Abstract
A methodology to determine and delimitate the magnitude of the principal in-situ stresses in the Glauconite Formation of the Willesden Green Field in the Western Canada Sedimentary Basin (WCSB) is presented. The result is used to correlate with several failure scenarios including confirmation of hydraulically fractured zones and to optimize net stress conditions for drilling and wellbore stability.
Geomechanical rock properties (Poisson's ratio, Young's Modulus, Biot vertical constant, rock strength, and the coefficient of angel friction) and the minimum horizontal stress (Shmin) are calculated from well logs. The Mohr failure criteria is considered in other to determine possible failure magnitude of normal stress. Based on the minimum horizontal stress, the magnitude of the maximum horizontal stress (Shmax) is delimited. This permits estimating failure magnitudes of normal, reverse, strike-slip faulting planes, wellbore and tensile breakout scenarios.
Based on the theory of wellbore equilibrium, the Shmax is calculated in the fractured interval. This is corroborated with different failure scenarios predicted with the Mohr-Coulomb envelopes, and the unconfined rock strength (UCS) estimated from well logs.

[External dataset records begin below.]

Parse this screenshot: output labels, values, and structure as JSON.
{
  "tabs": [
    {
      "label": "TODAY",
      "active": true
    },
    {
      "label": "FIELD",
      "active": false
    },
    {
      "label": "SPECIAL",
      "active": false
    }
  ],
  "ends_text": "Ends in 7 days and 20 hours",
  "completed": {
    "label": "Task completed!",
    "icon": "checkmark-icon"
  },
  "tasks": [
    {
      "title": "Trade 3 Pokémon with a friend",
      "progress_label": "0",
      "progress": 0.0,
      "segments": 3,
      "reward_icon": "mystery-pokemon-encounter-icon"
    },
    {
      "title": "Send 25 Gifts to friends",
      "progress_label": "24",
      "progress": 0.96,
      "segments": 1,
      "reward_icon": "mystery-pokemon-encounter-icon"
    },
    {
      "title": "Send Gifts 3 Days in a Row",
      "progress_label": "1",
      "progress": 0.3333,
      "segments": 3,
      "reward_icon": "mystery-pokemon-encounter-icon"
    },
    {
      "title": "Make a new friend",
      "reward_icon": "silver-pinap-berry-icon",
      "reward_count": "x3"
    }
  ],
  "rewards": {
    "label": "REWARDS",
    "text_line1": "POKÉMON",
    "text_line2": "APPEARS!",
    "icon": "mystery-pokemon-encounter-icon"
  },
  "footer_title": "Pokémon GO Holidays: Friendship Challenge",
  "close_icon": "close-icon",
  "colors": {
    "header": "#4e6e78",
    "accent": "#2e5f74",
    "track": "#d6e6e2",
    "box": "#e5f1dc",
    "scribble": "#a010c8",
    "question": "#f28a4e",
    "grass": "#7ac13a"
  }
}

The stress polygon that describes the in situ stress magnitudes limitations before failure for the Willesden Green Field is elaborated, and defines a very low-stress zone in the highly gas saturated and permeable interval. The polygon is suitable for drilling design and geomechanical analysis, particularly in those intervals where wellbore stability may be a problem.
The methodology can have practical and wide application in several fields where the predictions are limited due to restricted geomechanical information. The approach permits a quick delimitation of in-situ stresses valuable in those reservoirs with wellbore stability problems due to abnormal pressures.